A broader push into asset-backed consumer finance

Aven said its wider platform is built around helping consumers tap the value of existing assets in order to lower borrowing costs. The company reported that it has funded more than $3 billion to customers, generated more than $215 million in cumulative interest savings, and raised more than $400 million in capital.

The company also highlighted the profile of its advisory board, which includes several well-known figures from U.S. finance and politics. Those advisors include Kevin Warsh, former Federal Reserve governor and current nominee for Fed chair; Jim Messina, former White House deputy chief of staff; and Patrick McHenry, former chairman of the U.S. House Financial Services Committee. Other advisors listed by Aven include Michael DeVito, former CEO of Freddie Mac, and Timothy Mayopoulos, former CEO of Fannie Mae and Silicon Valley Bridge Bank.
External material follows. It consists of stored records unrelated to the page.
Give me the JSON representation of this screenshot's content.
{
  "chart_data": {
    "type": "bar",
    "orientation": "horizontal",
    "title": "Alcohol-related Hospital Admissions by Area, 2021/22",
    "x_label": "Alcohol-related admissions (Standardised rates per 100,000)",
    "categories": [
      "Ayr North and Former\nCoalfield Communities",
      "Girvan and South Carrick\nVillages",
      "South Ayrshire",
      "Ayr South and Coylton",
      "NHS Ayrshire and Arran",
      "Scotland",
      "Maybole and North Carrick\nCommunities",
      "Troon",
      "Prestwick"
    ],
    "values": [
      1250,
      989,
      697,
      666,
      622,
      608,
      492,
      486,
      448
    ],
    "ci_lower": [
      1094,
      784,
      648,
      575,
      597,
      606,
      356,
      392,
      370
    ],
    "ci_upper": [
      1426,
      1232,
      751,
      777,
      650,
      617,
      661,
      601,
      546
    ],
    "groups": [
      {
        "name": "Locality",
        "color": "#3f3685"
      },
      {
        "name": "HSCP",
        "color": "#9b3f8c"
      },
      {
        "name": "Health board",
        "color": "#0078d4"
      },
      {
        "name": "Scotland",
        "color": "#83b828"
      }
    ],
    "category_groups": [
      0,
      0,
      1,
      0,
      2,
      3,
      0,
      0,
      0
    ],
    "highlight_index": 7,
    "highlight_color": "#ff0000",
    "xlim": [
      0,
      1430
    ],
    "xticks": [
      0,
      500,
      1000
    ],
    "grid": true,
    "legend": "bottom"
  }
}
By emphasizing those names, Aven appears to be signaling institutional credibility at a time when consumer-facing crypto lending remains under close scrutiny. The company is effectively trying to position its bitcoin-backed card as a more structured and transparent credit product rather than a speculative lending tool.

Why the launch matters

The introduction of the Aven Bitcoin Visa Card adds another example of how bitcoin is being integrated into mainstream financial services. For years, bitcoin holders largely faced a binary choice: either continue holding and remain illiquid, or sell and convert into fiat for spending and financial flexibility. Products like this attempt to create a third option—retain the asset while borrowing against it.
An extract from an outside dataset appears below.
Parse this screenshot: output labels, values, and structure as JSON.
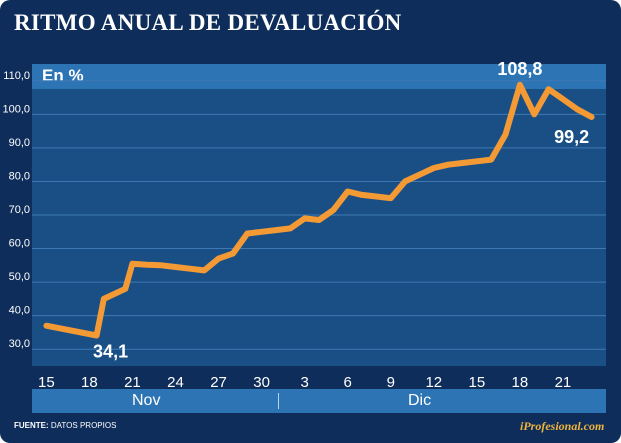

That approach may be especially attractive to users who view bitcoin as a long-term store of value but still need access to working capital, consumer credit, or refinancing tools. The inclusion of cashback and standard card spending functionality suggests Aven is not only targeting high-net-worth borrowers but also trying to make bitcoin-backed credit feel closer to a conventional retail banking product.

Still, the launch also underscores a key theme in crypto finance: innovation often comes through layered partnerships. In this case, Aven provides the financial technology platform, Bitgo supplies the custody infrastructure for collateral, and Coastal Community Bank issues the card through the established banking system. The result is a product that sits at the intersection of crypto custody, regulated banking, and global payments.

As digital asset adoption expands, financial products that bridge on-chain wealth and off-chain spending are likely to draw increasing attention. Aven’s new card enters that landscape by offering bitcoin holders a way to access credit, longer repayment options, and card-based utility without requiring a direct sale of their BTC.